TAPAS.network | 13 December 2023 | Commentary | John Siraut
In a surprise move, the Office of Rail and Road has published a major new data resource about rail travel. TAPAS's regular contributor of analysis of transport statistical information,
AS REPORTED in the issue of LTT magazine, (LTT882), in a welcome and unexpected development, the Office of Rail and Road has made publicly available the full 2021-22 rail origin and destination matrix which underpins two annual datasets that it regularly publishes – its Estimate of Station Usage, and its Regional Rail Usage. This was done without explanation or fanfare, but is a significant and valuable step. Click on the quality of data tab, and it gives itself 4.75 out of 5.
This is a massive dataset providing an estimate of the number of journeys between each pair of stations on the network, roughly a 2500x2500 matrix. And we must emphasise ‘estimate’ as the journeys are not monitored but assessed from ticket sales data, and involve a series of assumptions, - such as the frequency of use of season tickets - and are also impacted by the increasing use of split ticketing. There are also issues of data interfaces with rail activity covered by tickets sold and used within the major metropolitan transport authority areas, and especially Transport for London
The dataset reports an equal number of journeys between stations A to B as in the direction of B to A. There are therefore a possible 3.25 million unique station to station flows but over 2.5 million have had no journeys recorded between them.
However, for our major cities the dataset indicates most had recorded trips to over 80% of stations across the network, as can be seen in figure 1. Not surprisingly, London comes top of the list but Manchester was not far behind and 14 cities recorded journeys to more than 2,000 stations on the network.
The inter-city routes from London with the most passengers are set out in figure 2. It is notable that London to Manchester outperforms London to Birmingham even though three different operators compete on the latter. London to Edinburgh is almost three times the size of the London to Glasgow market. Meanwhile the number of journeys to Leeds and Liverpool are broadly comparable in size despite the former having twice the rail frequency of service of the latter.
Figure 3 shows the largest flows on journeys of greater than an hour outside London. This partly reflects some slow journey times rather than real long-distance routes. Far higher journey flows are achieved on city- to- city flows between northern cities which are less than an hour apart.

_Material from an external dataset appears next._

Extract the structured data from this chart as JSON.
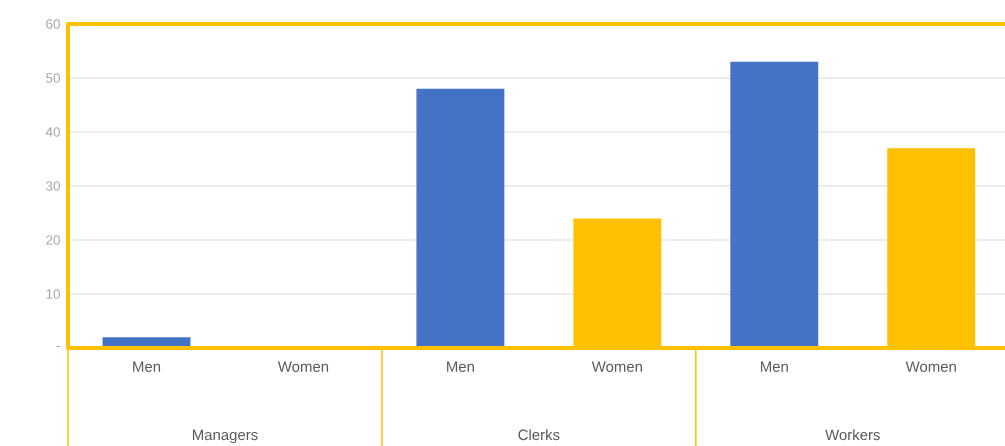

Figure 4 interestingly considers the size of the TransPennine market which is the focus of the Northern Powerhouse Rail scheme. The figures in black are the number of passenger journeys in thousands and those in red, the distance between the cities in miles. The market is dominated by Liverpool to Manchester with over 800,000 journeys (although it is notable that this is smaller than the numbers travelling between London and Manchester). Slightly more people travel between Manchester and Sheffield than Manchester to Leeds which probably reflects the poor road connections on the former route.
The very low passenger numbers travelling to Bradford from Liverpool and Hull doubtless reflects the city’s poor rail service and the reason for its lobbying for a new station to be served by faster and direct TransPennine services.
The dataset reveals that many stations in the London area and wider South East are dominated by flows into central London. Figure 5 shows for those stations used by more than 1 million passengers the percentage of trips to London BR stations (that is, Blackfriars, Cannon Street, Charing Cross, City Thameslink, Euston, Fenchurch Street, King’s Cross, Liverpool Street, London Bridge, Marylebone, Moorgate, Old Street, Paddington, St Pancras, Vauxhall, Victoria, Waterloo, and Waterloo East). In all cases over 50% of journeys are to these central London stations. For smaller London stations the figure reaches over 90%.
Finally, figure 6 compares flows from Glasgow and Edinburgh to Scotland’s major cities. Over 800,000 journeys were made between these two cities themselves. Edinburgh is by far the biggest market for trips to Aberdeen, Dundee and Inverness, while Glasgow is the biggest market for trips to Perth and Stirling.
The dataset indicates that there were 29 journeys that possibly made full use of Britian’s longest daily train journey between Penzance and Aberdeen, but only three journeys between Penzance and Inverness, and two to Fort William.
It’s good to see greater transparency in the rail sector, as provided with this data, which should hopefully lead to more informed discussion about rail’s role in the British transport market. There are other issues that might usefully be also addressed in terms of both improved rail data collection, and publication, but this at least makes a welcome start.
John Siraut is director of economics at Jacobs.